There was no answer.

He was gone. Just as I realized it, I saw the door shut and heard the unmistakable sound of a bolt sliding into the lock.





Chapter Twenty-Nine

I put the iPad on the floor and pounded on the door with both fists as hard as I could.

“Heath! Let me out!”

The lock held fast. I kicked at the door anyway, fury and fear spreading in me like a drop of black ink in water.

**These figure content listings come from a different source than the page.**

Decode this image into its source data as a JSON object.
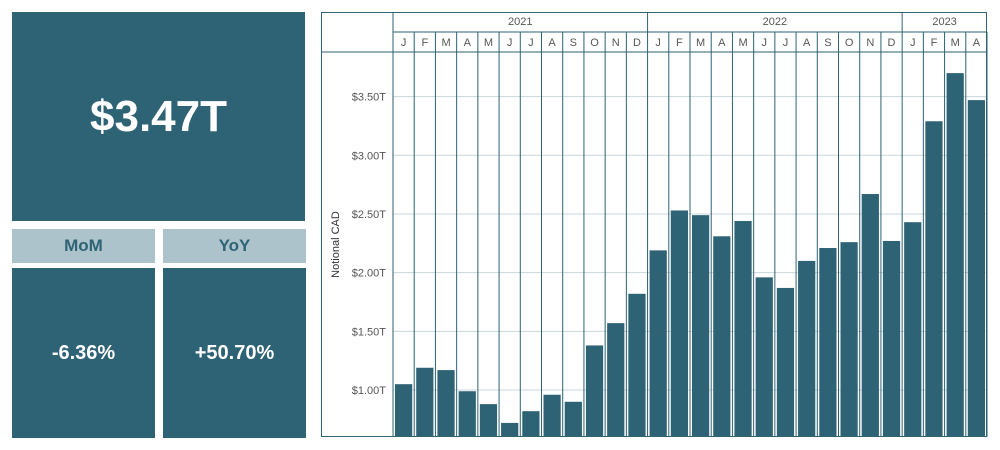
{
  "kpi": {
    "total": "$3.47T",
    "mom_label": "MoM",
    "yoy_label": "YoY",
    "mom_value": "-6.36%",
    "yoy_value": "+50.70%"
  },
  "colors": {
    "bar": "#2e6275",
    "header": "#adc3cc",
    "grid": "#c9d6dc",
    "text": "#555555"
  },
  "chart_data": {
    "type": "bar",
    "title": "",
    "xlabel": "",
    "ylabel": "Notional CAD",
    "years": [
      {
        "label": "2021",
        "months": 12
      },
      {
        "label": "2022",
        "months": 12
      },
      {
        "label": "2023",
        "months": 4
      }
    ],
    "categories": [
      "J",
      "F",
      "M",
      "A",
      "M",
      "J",
      "J",
      "A",
      "S",
      "O",
      "N",
      "D",
      "J",
      "F",
      "M",
      "A",
      "M",
      "J",
      "J",
      "A",
      "S",
      "O",
      "N",
      "D",
      "J",
      "F",
      "M",
      "A"
    ],
    "values": [
      1.05,
      1.19,
      1.17,
      0.99,
      0.88,
      0.72,
      0.82,
      0.96,
      0.9,
      1.38,
      1.57,
      1.82,
      2.19,
      2.53,
      2.49,
      2.31,
      2.44,
      1.96,
      1.87,
      2.1,
      2.21,
      2.26,
      2.67,
      2.27,
      2.43,
      3.29,
      3.7,
      3.47
    ],
    "y_ticks": [
      1.0,
      1.5,
      2.0,
      2.5,
      3.0,
      3.5
    ],
    "y_tick_labels": [
      "$1.00T",
      "$1.50T",
      "$2.00T",
      "$2.50T",
      "$3.00T",
      "$3.50T"
    ],
    "ylim": [
      0.6,
      3.88
    ],
    "unit": "T CAD",
    "grid": true
  }
}
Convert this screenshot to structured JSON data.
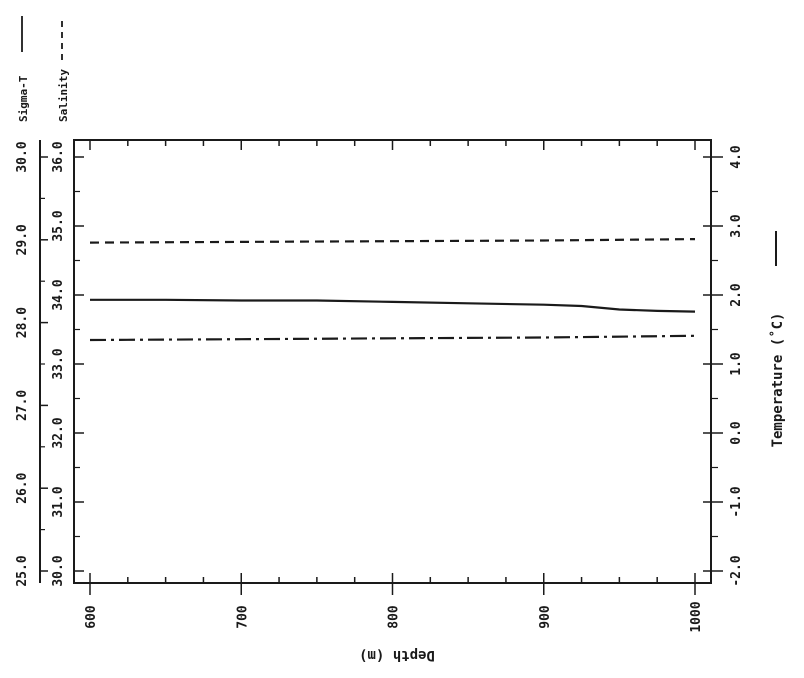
{
  "chart_data": {
    "type": "line",
    "xlabel": "Depth (m)",
    "xlim": [
      600,
      1000
    ],
    "x_ticks": [
      "600",
      "700",
      "800",
      "900",
      "1000"
    ],
    "temperature_axis": {
      "label": "Temperature (˚C)",
      "range": [
        -2.0,
        4.0
      ],
      "ticks": [
        "-2.0",
        "-1.0",
        "0.0",
        "1.0",
        "2.0",
        "3.0",
        "4.0"
      ]
    },
    "salinity_axis": {
      "range": [
        30.0,
        36.0
      ],
      "ticks": [
        "30.0",
        "31.0",
        "32.0",
        "33.0",
        "34.0",
        "35.0",
        "36.0"
      ]
    },
    "sigma_axis": {
      "range": [
        25.0,
        30.0
      ],
      "ticks": [
        "25.0",
        "26.0",
        "27.0",
        "28.0",
        "29.0",
        "30.0"
      ]
    },
    "legend": [
      "Sigma-T",
      "Salinity"
    ],
    "series": [
      {
        "name": "Temperature",
        "axis": "temperature",
        "style": "solid",
        "x": [
          600,
          650,
          700,
          750,
          800,
          850,
          900,
          925,
          950,
          975,
          1000
        ],
        "y": [
          1.93,
          1.93,
          1.92,
          1.92,
          1.9,
          1.88,
          1.86,
          1.84,
          1.79,
          1.77,
          1.76
        ]
      },
      {
        "name": "Salinity",
        "axis": "salinity",
        "style": "dashed",
        "x": [
          600,
          700,
          800,
          900,
          1000
        ],
        "y": [
          34.76,
          34.77,
          34.78,
          34.79,
          34.81
        ]
      },
      {
        "name": "Sigma-T",
        "axis": "sigma",
        "style": "dashdot",
        "x": [
          600,
          700,
          800,
          900,
          1000
        ],
        "y": [
          27.79,
          27.8,
          27.81,
          27.82,
          27.84
        ]
      }
    ]
  }
}
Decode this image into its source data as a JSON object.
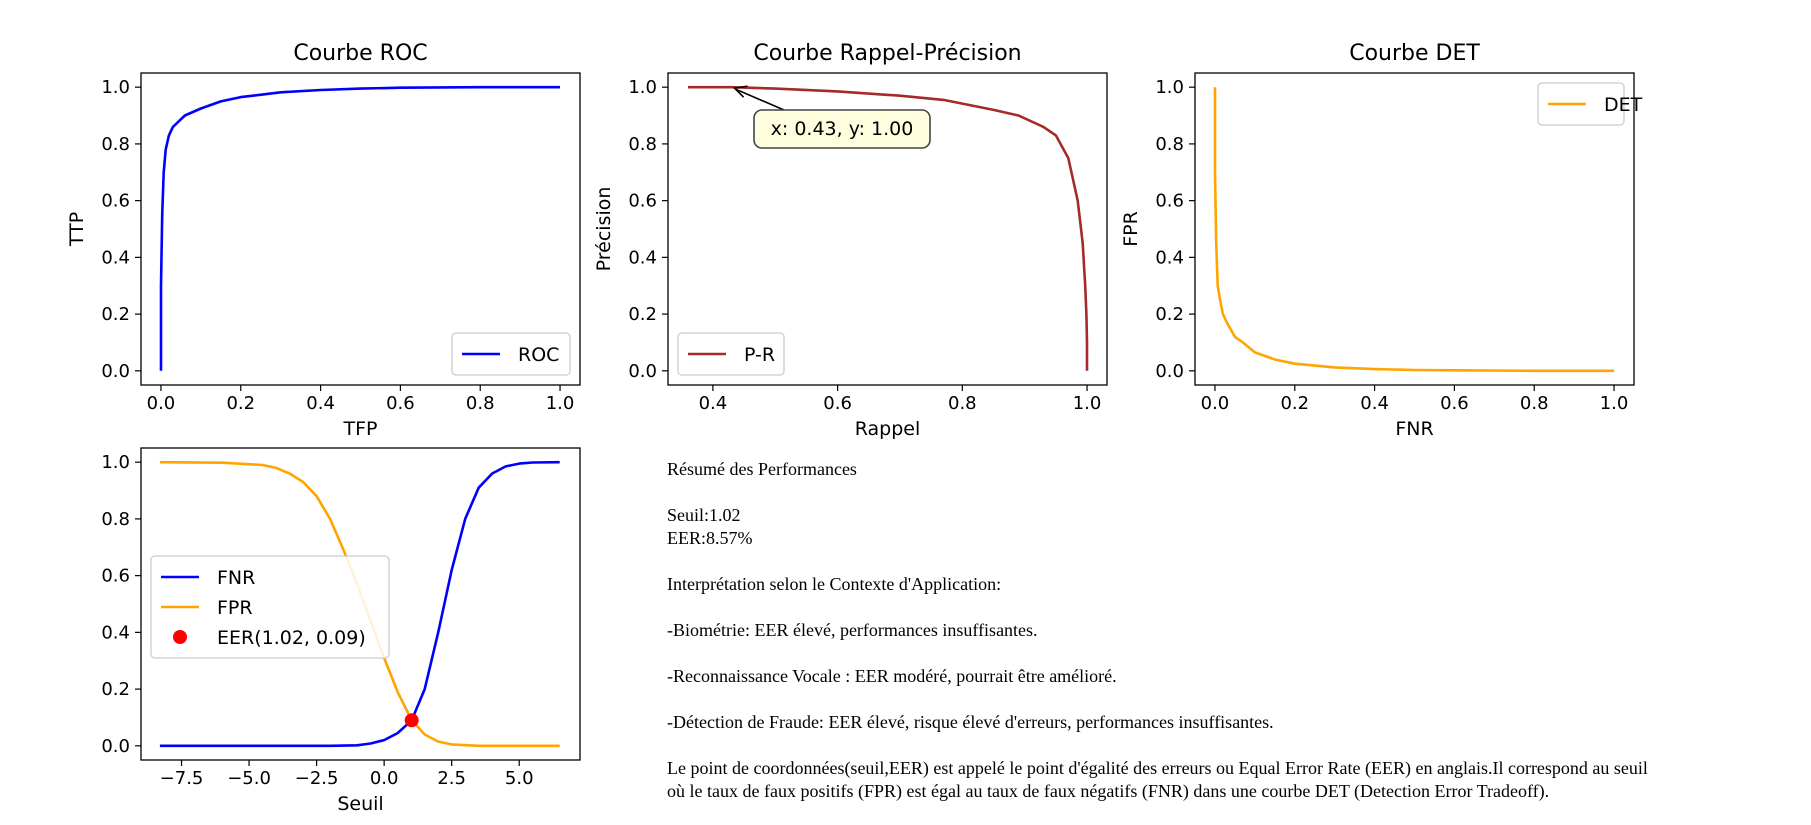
{
  "colors": {
    "roc": "#0000ff",
    "pr": "#a52a2a",
    "det": "#ffa500",
    "fnr": "#0000ff",
    "fpr": "#ffa500",
    "eer": "#ff0000",
    "annotation_bg": "#ffffe0"
  },
  "chart_data": [
    {
      "type": "line",
      "title": "Courbe ROC",
      "xlabel": "TFP",
      "ylabel": "TTP",
      "xlim": [
        -0.05,
        1.05
      ],
      "ylim": [
        -0.05,
        1.05
      ],
      "xticks": [
        0.0,
        0.2,
        0.4,
        0.6,
        0.8,
        1.0
      ],
      "yticks": [
        0.0,
        0.2,
        0.4,
        0.6,
        0.8,
        1.0
      ],
      "xtick_labels": [
        "0.0",
        "0.2",
        "0.4",
        "0.6",
        "0.8",
        "1.0"
      ],
      "ytick_labels": [
        "0.0",
        "0.2",
        "0.4",
        "0.6",
        "0.8",
        "1.0"
      ],
      "legend_position": "lower right",
      "grid": false,
      "series": [
        {
          "name": "ROC",
          "color": "#0000ff",
          "x": [
            0.0,
            0.0,
            0.003,
            0.007,
            0.012,
            0.02,
            0.03,
            0.045,
            0.06,
            0.1,
            0.15,
            0.2,
            0.3,
            0.4,
            0.5,
            0.6,
            0.8,
            1.0
          ],
          "y": [
            0.0,
            0.3,
            0.55,
            0.7,
            0.78,
            0.83,
            0.86,
            0.88,
            0.9,
            0.925,
            0.95,
            0.965,
            0.982,
            0.99,
            0.995,
            0.998,
            1.0,
            1.0
          ]
        }
      ]
    },
    {
      "type": "line",
      "title": "Courbe Rappel-Précision",
      "xlabel": "Rappel",
      "ylabel": "Précision",
      "xlim": [
        0.328,
        1.032
      ],
      "ylim": [
        -0.05,
        1.05
      ],
      "xticks": [
        0.4,
        0.6,
        0.8,
        1.0
      ],
      "yticks": [
        0.0,
        0.2,
        0.4,
        0.6,
        0.8,
        1.0
      ],
      "xtick_labels": [
        "0.4",
        "0.6",
        "0.8",
        "1.0"
      ],
      "ytick_labels": [
        "0.0",
        "0.2",
        "0.4",
        "0.6",
        "0.8",
        "1.0"
      ],
      "legend_position": "lower left",
      "grid": false,
      "annotation": {
        "text": "x: 0.43, y: 1.00",
        "x": 0.43,
        "y": 1.0
      },
      "series": [
        {
          "name": "P-R",
          "color": "#a52a2a",
          "x": [
            0.36,
            0.43,
            0.5,
            0.6,
            0.7,
            0.77,
            0.85,
            0.89,
            0.93,
            0.95,
            0.97,
            0.985,
            0.993,
            0.997,
            0.999,
            1.0,
            1.0
          ],
          "y": [
            1.0,
            1.0,
            0.995,
            0.985,
            0.97,
            0.955,
            0.92,
            0.9,
            0.86,
            0.83,
            0.75,
            0.6,
            0.45,
            0.3,
            0.2,
            0.1,
            0.0
          ]
        }
      ]
    },
    {
      "type": "line",
      "title": "Courbe DET",
      "xlabel": "FNR",
      "ylabel": "FPR",
      "xlim": [
        -0.05,
        1.05
      ],
      "ylim": [
        -0.05,
        1.05
      ],
      "xticks": [
        0.0,
        0.2,
        0.4,
        0.6,
        0.8,
        1.0
      ],
      "yticks": [
        0.0,
        0.2,
        0.4,
        0.6,
        0.8,
        1.0
      ],
      "xtick_labels": [
        "0.0",
        "0.2",
        "0.4",
        "0.6",
        "0.8",
        "1.0"
      ],
      "ytick_labels": [
        "0.0",
        "0.2",
        "0.4",
        "0.6",
        "0.8",
        "1.0"
      ],
      "legend_position": "upper right",
      "grid": false,
      "series": [
        {
          "name": "DET",
          "color": "#ffa500",
          "x": [
            0.0,
            0.0,
            0.003,
            0.007,
            0.013,
            0.02,
            0.03,
            0.05,
            0.07,
            0.1,
            0.15,
            0.2,
            0.3,
            0.4,
            0.5,
            0.6,
            0.8,
            1.0
          ],
          "y": [
            1.0,
            0.7,
            0.45,
            0.3,
            0.25,
            0.2,
            0.17,
            0.12,
            0.1,
            0.065,
            0.04,
            0.025,
            0.012,
            0.006,
            0.003,
            0.002,
            0.0,
            0.0
          ]
        }
      ]
    },
    {
      "type": "line",
      "title": "",
      "xlabel": "Seuil",
      "ylabel": "",
      "xlim": [
        -9.0,
        7.25
      ],
      "ylim": [
        -0.05,
        1.05
      ],
      "xticks": [
        -7.5,
        -5.0,
        -2.5,
        0.0,
        2.5,
        5.0
      ],
      "yticks": [
        0.0,
        0.2,
        0.4,
        0.6,
        0.8,
        1.0
      ],
      "xtick_labels": [
        "−7.5",
        "−5.0",
        "−2.5",
        "0.0",
        "2.5",
        "5.0"
      ],
      "ytick_labels": [
        "0.0",
        "0.2",
        "0.4",
        "0.6",
        "0.8",
        "1.0"
      ],
      "legend_position": "center left",
      "grid": false,
      "series": [
        {
          "name": "FNR",
          "color": "#0000ff",
          "x": [
            -8.3,
            -2.0,
            -1.0,
            -0.5,
            0.0,
            0.5,
            1.02,
            1.5,
            2.0,
            2.5,
            3.0,
            3.5,
            4.0,
            4.5,
            5.0,
            5.5,
            6.5
          ],
          "y": [
            0.0,
            0.0,
            0.002,
            0.008,
            0.02,
            0.045,
            0.09,
            0.2,
            0.4,
            0.62,
            0.8,
            0.91,
            0.96,
            0.985,
            0.995,
            0.999,
            1.0
          ]
        },
        {
          "name": "FPR",
          "color": "#ffa500",
          "x": [
            -8.3,
            -6.0,
            -4.5,
            -4.0,
            -3.5,
            -3.0,
            -2.5,
            -2.0,
            -1.5,
            -1.0,
            -0.5,
            0.0,
            0.5,
            1.02,
            1.5,
            2.0,
            2.5,
            3.5,
            6.5
          ],
          "y": [
            1.0,
            0.998,
            0.99,
            0.98,
            0.96,
            0.93,
            0.88,
            0.8,
            0.69,
            0.57,
            0.44,
            0.31,
            0.19,
            0.09,
            0.04,
            0.015,
            0.005,
            0.0,
            0.0
          ]
        },
        {
          "name": "EER(1.02, 0.09)",
          "color": "#ff0000",
          "type": "scatter",
          "x": [
            1.02
          ],
          "y": [
            0.09
          ]
        }
      ]
    }
  ],
  "summary": {
    "title": "Résumé des Performances",
    "seuil": "Seuil:1.02",
    "eer": "EER:8.57%",
    "context_heading": "Interprétation selon le Contexte d'Application:",
    "biometrie": "-Biométrie: EER élevé, performances insuffisantes.",
    "vocale": "-Reconnaissance Vocale : EER modéré, pourrait être amélioré.",
    "fraude": "-Détection de Fraude: EER élevé, risque élevé d'erreurs, performances insuffisantes.",
    "explanation_line1": "Le point de coordonnées(seuil,EER) est appelé le point d'égalité des erreurs ou Equal Error Rate (EER) en anglais.Il correspond au seuil",
    "explanation_line2": "où le taux de faux positifs (FPR) est égal au taux de faux négatifs (FNR) dans une courbe DET (Detection Error Tradeoff)."
  }
}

“What are you doing?” I screamed. “Heath!”

There was no answer.

The iPad played behind me, and I looked at it in distaste. Dr. Cerny and Cecelia were going at it now—one side of her blouse had fallen off her shoulder and his hand was up her skirt. Good God. What a pair of sickos. Rutting like a couple of animals while a child suffered alone in those dusty, desolate rooms. And capturing the whole train wreck on film. It was beyond disgusting.